Mindset Thursdays "Postpartum"
We hear coaches, mentors, influencers and teachers talk about the meaning of “mindset”. A self limiting mindset, negative mindset, positive mindset and so on…
What does mindset really truly mean? Mindset article
I guess that all depends on the circumstances, situation and stage you are in with your career or personal life.. Most people struggle with a limited mindset because they have been use to the self limiting beliefs they placed upon themselves.. Yes they are responsible for their own set backs, and so are you and even myself. I am guilty of limiting myself with my mindset.. Whether that be from a long week of running after my almost 2 year old, juggling building my business and being a good wife. This can lead to a over exerted mind. Leading to negative thoughts and even depression.
I remember just after I had my son i started to get postpartum depression. There was most days I didn’t want to get out of bed let alone take a shower. Yes complete disaster and I felt so alone. I remember filling out the forms at the doctors office for one of his monthly checkups. Each time you went they would give the parents a questioner. Filled with all kinds of personal questions, including. “Do you find yourself secluding yourself or becoming angry out of the blue?.. What nerve they had to push these questions on a new mom barley sleeping, showering and eating.. Of course I get mad, of course i get sad. Its overwhelming being a new mom!! I Could be 100% with the doctors, my husband even close friends.

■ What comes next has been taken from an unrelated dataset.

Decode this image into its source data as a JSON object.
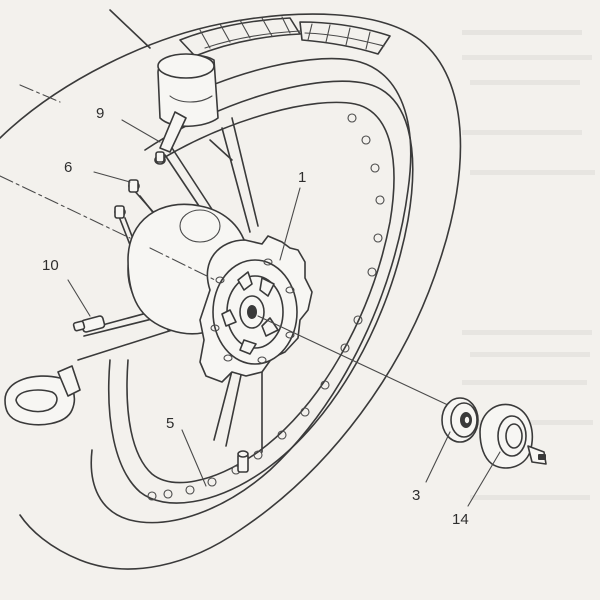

So after my son turned 14 months, I began to feel the weight and fog of the depression start to lift off and I could start to see things clearly again. This clarity began as I made the decision to start my own business. Most woman can’t make it past the postpartum stage.. Either because they are too scared to tell anyone.. or they just can’t shake it.. I didn’t tell the doctors because I was fearful of them getting child family services involved when as a child I had already experienced that and I was damned if I let those people into my life. Call me old fashioned, but I needed to do this on my own.
I remember the turning point when I became me again.. I had a dream about my Grandfather.. (who is featured in one of my other blog posts) He was the guiding light for me through any storm. In the dream we were sitting on a bench talking and catching up.. he said “Lisie I am so proud of you, Don’t give up.” After I woke up I knew what needed to be done.. Get up take a shower, wash the hell of the last 12 months off my face and soul and make the best of what I have. Two days later I got my business certificate and created a DBA for my business.
I can’t say its gonna be the same for you.. I can’t clinically diagnose you, I am not a doctor. But I can say this, know that no matter how dark things get, There is always a light at the end of the tunnel. Be brave and be fearless in the pursuit of your happiness. Believe in the future, flip the bird to the past and be proactive in your daily lives. Inspire, love, thank and most of all just be your self!!!!!